Levitt calls his fellow Greyhound travellers “a segment of the US that’s lesser seen”, people who aren’t tweeting, marching or otherwise making themselves heard. Riding with them means he gets an understanding of what certain sections of society are thinking. He felt the financial crisis approaching and predicted Donald Trump’s presidential victory a year before it happened. His recent neo-Nazi seatmate showed him photos of his buddies with Trump t-shirts and swastikas. A canary in the coal mine? Kind of. “I feel like the canary on the Greyhound,” he says.
There’s a fine line between engaging and appeasing, he says – especially when it comes to neo-Nazis – but Levitt thinks the Greyhound Diaries project has given him an invaluable understanding of other strata of society. And as someone with a voice, he feels responsible for telling their stories.

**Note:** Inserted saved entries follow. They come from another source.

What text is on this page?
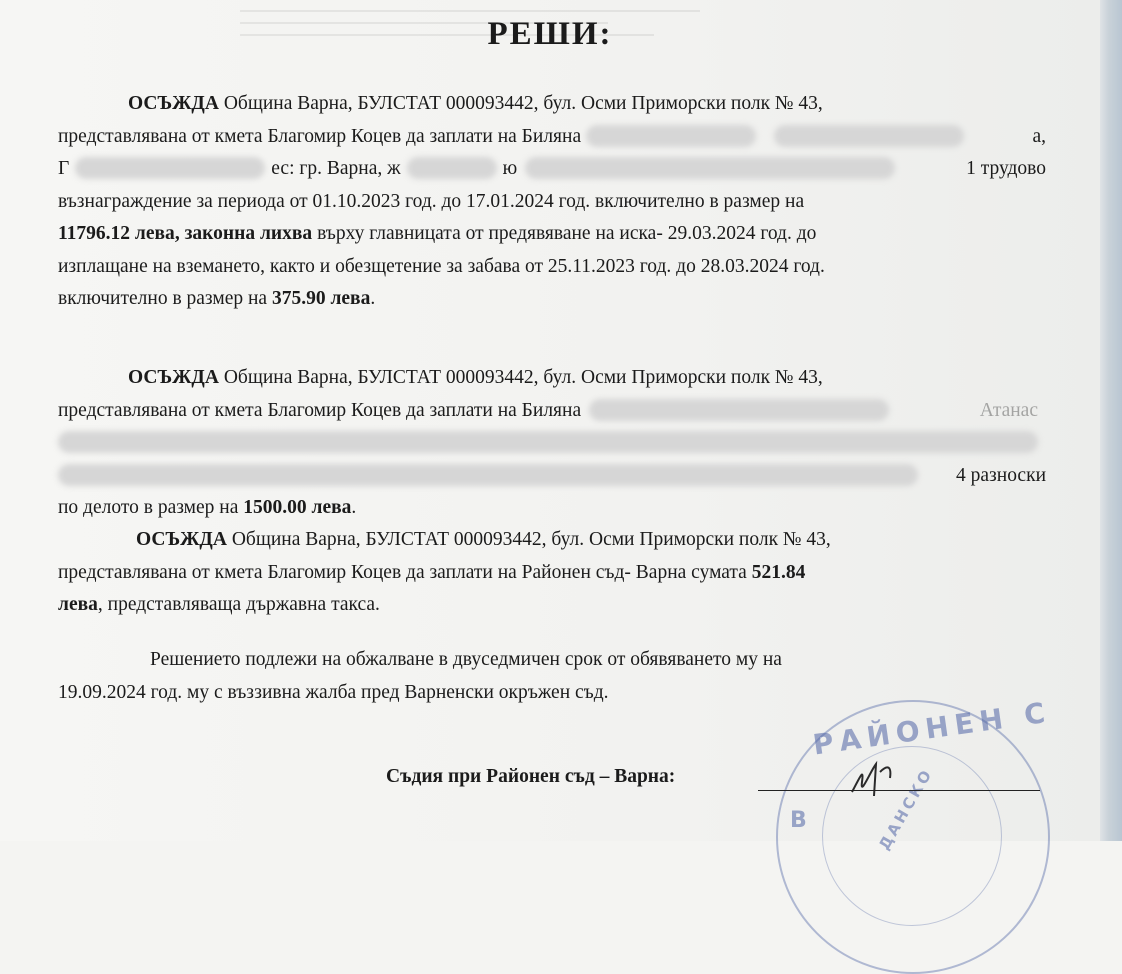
РЕШИ:
ОСЪЖДА Община Варна, БУЛСТАТ 000093442, бул. Осми Приморски полк № 43,
представлявана от кмета Благомир Коцев да заплати на Биляна	а,
Г	ес: гр. Варна, ж	ю	1 трудово
възнаграждение за периода от 01.10.2023 год. до 17.01.2024 год. включително в размер на
11796.12 лева, законна лихва върху главницата от предявяване на иска- 29.03.2024 год. до
изплащане на вземането, както и обезщетение за забава от 25.11.2023 год. до 28.03.2024 год.
включително в размер на 375.90 лева.
ОСЪЖДА Община Варна, БУЛСТАТ 000093442, бул. Осми Приморски полк № 43,
представлявана от кмета Благомир Коцев да заплати на Биляна	Атанас
4 разноски
по делото в размер на 1500.00 лева.
ОСЪЖДА Община Варна, БУЛСТАТ 000093442, бул. Осми Приморски полк № 43,
представлявана от кмета Благомир Коцев да заплати на Районен съд- Варна сумата 521.84
лева, представляваща държавна такса.
Решението подлежи на обжалване в двуседмичен срок от обявяването му на
19.09.2024 год. му с въззивна жалба пред Варненски окръжен съд.
РАЙОНЕН С
ДАНСКО
В
Съдия при Районен съд – Варна:
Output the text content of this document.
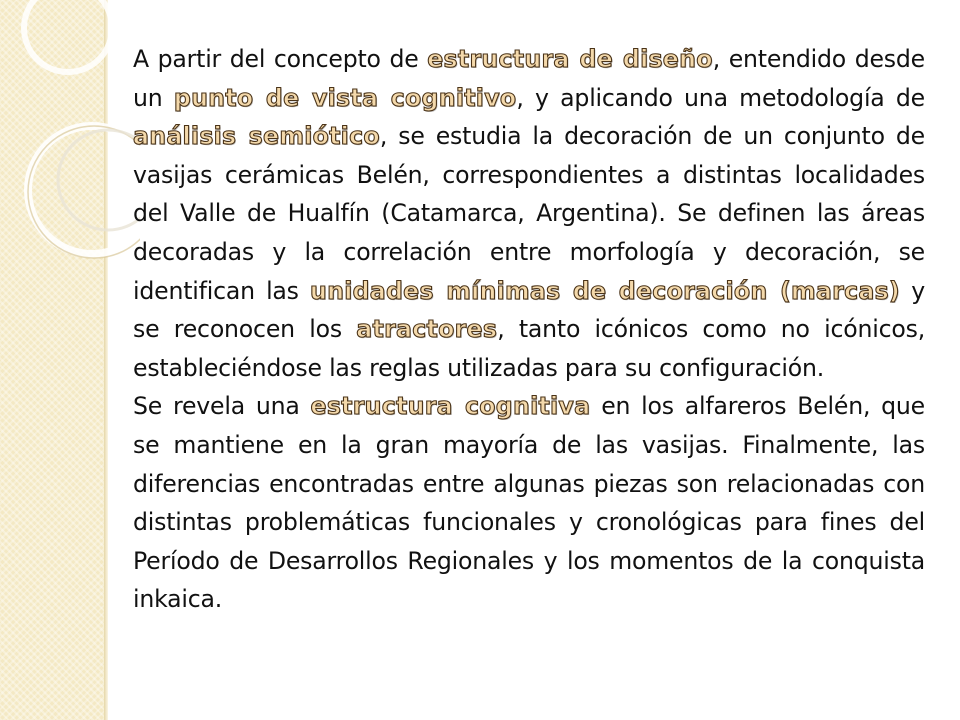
A partir del concepto de estructura de diseño, entendido desde un punto de vista cognitivo, y aplicando una metodología de análisis semiótico, se estudia la decoración de un conjunto de vasijas cerámicas Belén, correspondientes a distintas localidades del Valle de Hualfín (Catamarca, Argentina). Se definen las áreas decoradas y la correlación entre morfología y decoración, se identifican las unidades mínimas de decoración (marcas) y se reconocen los atractores, tanto icónicos como no icónicos, estableciéndose las reglas utilizadas para su configuración.

Se revela una estructura cognitiva en los alfareros Belén, que se mantiene en la gran mayoría de las vasijas. Finalmente, las diferencias encontradas entre algunas piezas son relacionadas con distintas problemáticas funcionales y cronológicas para fines del Período de Desarrollos Regionales y los momentos de la conquista inkaica.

“The level of division is so amped up in daily life, but person to person it’s not so acidic – you have more compassion for one another,” he says.
Levitt plans to keep riding the buses, but admits it isn’t for everyone. “I’d been to Bosnia, Iran and Rwanda as a war correspondent, and I was still scared to get on a Greyhound,” he says. “I had all these perceptions. Some of them were spot on.”
If you’re thinking of taking a long journey on Greyhound, he says, “big city rules” apply, and be prepared for physical discomfort – Dallas to California, for example, requires a couple of overnights in the coach – but it can be transformative. “It’s not luxurious but it’s very evocative,” he says. Even when you’re next to a white supremacist.